14:02

DÖNDÜK BİZ!


Döndük uzun yollu gezimizden, ama ben yorgunum biraz tekrar işe başlamakta zor geldi. O temiz havadan İstanbul'un bu güzelim havasına geçişte zor oldu, ne derseniz deyin işte ancak bu günü buldu elimi kolumu kaldırıp yazmam. Arda beyimiz bol bol yukarda görmüş olduğunuz dalında salatalıklardan hüpletti durdu. Hormonsuz ve taptaze. Tabi bunlardan başka dalınan bir sürü şey hüpletti ama benim resmini çektiğim sadece bu güzellik. Yukardaki ateşte akşam soğukta hep beraber toplanıp ateşin etrafında yaptığımız sohbetlerin en güzel simgesi. O soğuk akşamlarda öyle güzel ısıttı ki içimizi, her ne kadar ateşe dönük olan tarafımız sıcak diğer tarafımız buz kesse de, içini ısıtıyor insanın dışından çok.... Bol bol gece sohbetleri yaptık tepemizde tertemiz gökyüzü ve bol ama burada görülemeyecek kadar fazla sayıda yıldızla.....
İşte bu da köyün vazgeçilmezlerinden patates. Ama oraya özgü bir lezzette ve birazdan ateş korlaştığında közlenmeyi bekliyor. Közde patates ayrı bir lezzet ya ama orada ben önceden sevmezdim ama bu lezzeti tadınca hayran kalmamak elde değil.
Bu balıklarda Sivas dağlarının arasından akan uzunca bir gölden tuttuğumuz balıklar. Akıntı yönüne bir ağ koyduk ve yollarını keserek kaçan balıkları olta falan olmadan çıplak elle tuttuk. 20-25 tane vardı akşam saydıkta : ,)))
Yine dağ gezilerimizden birinde odunlarla ateş yakıp demlediğimiz çayımız. Bu lezzette farklı oluyor bambaşka. Dağ suyuyla tertemiz...
Arda beyimiz toplanıp yayılan nohutları kabuklarından ayırıyor.
İşte bu da gezintilerimizden dağ manzaraları. Ah bi de şu makinemin tarihini ayarlamayı akıl edebilsem. Sürekli pil değiştirince böyle oluyor işte.
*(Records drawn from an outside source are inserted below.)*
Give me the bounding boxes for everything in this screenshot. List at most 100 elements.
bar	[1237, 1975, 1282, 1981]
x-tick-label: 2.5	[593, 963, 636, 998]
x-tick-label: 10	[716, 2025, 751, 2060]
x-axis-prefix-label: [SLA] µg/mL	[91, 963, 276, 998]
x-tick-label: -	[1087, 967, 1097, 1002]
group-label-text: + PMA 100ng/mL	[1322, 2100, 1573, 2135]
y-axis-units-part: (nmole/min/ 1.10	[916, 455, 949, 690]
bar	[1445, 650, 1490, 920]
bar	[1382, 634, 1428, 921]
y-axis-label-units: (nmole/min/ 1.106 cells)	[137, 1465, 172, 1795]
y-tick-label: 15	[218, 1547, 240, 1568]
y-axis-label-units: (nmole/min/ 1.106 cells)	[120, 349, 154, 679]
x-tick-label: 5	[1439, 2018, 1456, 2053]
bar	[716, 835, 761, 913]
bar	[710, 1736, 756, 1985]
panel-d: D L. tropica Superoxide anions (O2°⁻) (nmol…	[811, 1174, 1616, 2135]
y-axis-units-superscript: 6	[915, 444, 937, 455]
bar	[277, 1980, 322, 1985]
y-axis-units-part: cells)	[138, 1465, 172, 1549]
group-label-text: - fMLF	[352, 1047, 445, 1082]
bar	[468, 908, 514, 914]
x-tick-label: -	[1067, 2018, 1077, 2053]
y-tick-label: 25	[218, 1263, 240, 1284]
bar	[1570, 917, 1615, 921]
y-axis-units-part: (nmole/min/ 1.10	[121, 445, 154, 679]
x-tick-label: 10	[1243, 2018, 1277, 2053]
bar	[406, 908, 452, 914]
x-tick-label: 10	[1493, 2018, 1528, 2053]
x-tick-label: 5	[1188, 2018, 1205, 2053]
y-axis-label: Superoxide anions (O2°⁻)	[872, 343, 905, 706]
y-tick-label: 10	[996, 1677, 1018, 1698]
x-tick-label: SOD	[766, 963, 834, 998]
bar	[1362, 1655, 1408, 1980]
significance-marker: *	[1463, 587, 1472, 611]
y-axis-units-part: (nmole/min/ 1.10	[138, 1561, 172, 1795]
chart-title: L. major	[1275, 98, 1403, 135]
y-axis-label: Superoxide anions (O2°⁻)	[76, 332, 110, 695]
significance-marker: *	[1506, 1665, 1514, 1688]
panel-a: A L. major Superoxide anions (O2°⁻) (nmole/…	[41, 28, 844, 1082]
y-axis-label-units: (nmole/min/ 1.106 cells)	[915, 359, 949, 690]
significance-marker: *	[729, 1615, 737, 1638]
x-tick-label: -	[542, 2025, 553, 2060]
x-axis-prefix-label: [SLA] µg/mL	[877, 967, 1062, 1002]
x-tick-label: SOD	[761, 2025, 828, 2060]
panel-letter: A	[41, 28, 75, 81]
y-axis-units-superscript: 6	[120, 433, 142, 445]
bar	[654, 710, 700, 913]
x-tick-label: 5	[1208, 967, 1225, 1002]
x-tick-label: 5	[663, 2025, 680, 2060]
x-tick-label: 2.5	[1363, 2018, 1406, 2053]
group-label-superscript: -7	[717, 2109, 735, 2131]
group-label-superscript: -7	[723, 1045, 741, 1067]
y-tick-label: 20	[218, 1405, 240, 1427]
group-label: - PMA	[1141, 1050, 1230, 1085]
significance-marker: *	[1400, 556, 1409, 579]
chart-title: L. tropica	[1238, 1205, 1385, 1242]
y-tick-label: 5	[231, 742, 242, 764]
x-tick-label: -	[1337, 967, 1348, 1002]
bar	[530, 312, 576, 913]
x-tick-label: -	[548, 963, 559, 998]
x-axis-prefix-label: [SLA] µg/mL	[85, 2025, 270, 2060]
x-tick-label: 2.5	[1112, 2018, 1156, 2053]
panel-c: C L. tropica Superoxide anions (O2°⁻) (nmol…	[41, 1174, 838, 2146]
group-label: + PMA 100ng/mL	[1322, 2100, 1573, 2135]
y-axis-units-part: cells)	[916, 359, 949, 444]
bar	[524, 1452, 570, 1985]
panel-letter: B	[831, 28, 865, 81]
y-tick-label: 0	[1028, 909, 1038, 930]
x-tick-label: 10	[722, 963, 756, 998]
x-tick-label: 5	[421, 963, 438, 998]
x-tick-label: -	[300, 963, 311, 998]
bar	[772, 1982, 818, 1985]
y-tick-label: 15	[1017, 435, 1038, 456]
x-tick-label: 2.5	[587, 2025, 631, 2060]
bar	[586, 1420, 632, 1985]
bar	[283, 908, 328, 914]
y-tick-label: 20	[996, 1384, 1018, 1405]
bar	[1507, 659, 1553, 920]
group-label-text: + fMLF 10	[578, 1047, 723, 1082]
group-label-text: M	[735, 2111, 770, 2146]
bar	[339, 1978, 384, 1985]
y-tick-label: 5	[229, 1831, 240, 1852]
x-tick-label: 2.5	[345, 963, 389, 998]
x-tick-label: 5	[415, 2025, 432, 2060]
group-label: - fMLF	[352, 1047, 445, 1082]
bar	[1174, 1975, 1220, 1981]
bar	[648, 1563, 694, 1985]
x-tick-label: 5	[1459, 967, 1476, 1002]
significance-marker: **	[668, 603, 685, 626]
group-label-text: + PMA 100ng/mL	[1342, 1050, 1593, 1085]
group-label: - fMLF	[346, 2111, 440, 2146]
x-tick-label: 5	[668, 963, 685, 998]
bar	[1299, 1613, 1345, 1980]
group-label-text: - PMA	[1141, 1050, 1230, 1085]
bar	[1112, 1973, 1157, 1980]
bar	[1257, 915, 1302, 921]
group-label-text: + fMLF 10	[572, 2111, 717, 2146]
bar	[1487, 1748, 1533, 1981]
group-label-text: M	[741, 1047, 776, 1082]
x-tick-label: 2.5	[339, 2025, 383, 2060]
Yine köydeki evin yanından bir manzara...
Arda beyimiz yine muzurluk peşinde. Bir tane odun bulmuş sabah senfonisini gerçekleştiriyor, ters çevirdikleri küçük kazan ile...
Sobayı dürtüklüyor odun ile, çok ilgisini çekti bu kuzineler nedense... Her dakika eli kurum içinde simsiyah gezdi yani...




Bu da dağlarda yetişen dağ çileği dedikleri böğürtlene benzeyen ama böğürtlen olmayan bir meyve diyelim. Tadı böğürtlene benziyor. Çok güzel bir lezzeti var.

Bu ve diğer aşağıdaki resimler ise denk geldiğimiz köy düğününden manzaralar...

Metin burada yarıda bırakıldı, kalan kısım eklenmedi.